The BEAM VM Under The Hood

07 Apr 2020
09:00 - 18:00
Michał Ślaski

A guide for operations and development teams.

Everything you wanted to know about the BEAM but were afraid to ask. Through examples and hands on exercises, we will showcase how to manage the BEAM VM in operational environments, optimizing for memory utilisation and performance when using Erlang or Elixir.



Understand how the BEAM works under the hood.



Experience in developing and supporting languages running on the Beam, including Erlang and Elixir.

Fine-tune it and optimize its settings for throughput and memory use.


The course is aimed at experienced developers and devops engineers, helping them pre-empt and address behaviour which arise as the result of VM specific settings, be it disruption of soft real time properties as a result of garbage collection or bottlenecks in the scheduler.
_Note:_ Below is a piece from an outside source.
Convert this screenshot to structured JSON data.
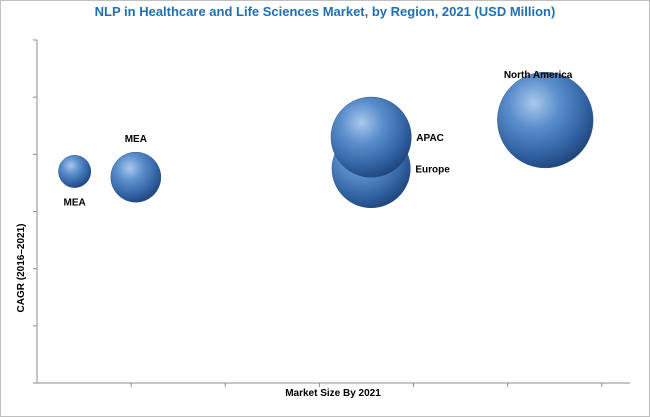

  • Intro to the BEAM - highlights of the BEAM Virtual Machine, the features which make it stand out in comparison to other VMs.
  • Processes under the hood - how memory is allocated, managed and garbage collected.
  • The Process Scheduler - how the schedulers works, how it scales on multi-core architectures and what its limitations are.
  • Memory Management - different memory types including system, atom, binary, code and ets tables.
  • Tweaking and fine-tuning - tweaks and possible fine-tuning of the VM, looking at some of the most obscure flags which can come in hand, allowing for specific optimisations on a VM level, be it to increase I/O or throughput in virtualised environments.

Thinking concurrently

07 Apr 2020
09:00 - 18:00
Francesco Cesarini

How do systems built in Erlang, Elixir or any other BEAM Language differ from other systems?


To start with:

  • They are designed from the bottom up to run 'forever.’
  • They are designed from the bottom up to expect, and recover from errors.
  • They are expected to evolve.
  • They scale seamlessly.

How is all of this achieved? - the answer is simple - by making systems from sets of isolated communication processes, and by treating errors and code as first class objects that can be sent in messages over a network.



In this tutorial, we'll introduce what is called the "Erlang way of thinking."

We'll cover:

Basic data types and sequential programming

Introduce the foundations and talk about Modules, Functions and Pattern Matching. Once you've understood the basic pattern matching mechanism the rest is easy.

Concurrent programming

We'll look at sending and receiving messages, selective reception, and passing data in the messages.

We'll conclude this section by introducing the simple but powerful error handling mechanisms in processes which help detect and isolate failure.

Time permitting, we will conclude with distribution, showing you how by doing it right from the start or with very few changes, you can write a program intended to run on a single VM and distribute it in a cluster.



Developers and architects who are interested in the principles which make Erlang, Elixir or other BEAM-based languages unique.



To learn the Erlang way of thinking when architecting and developing systems.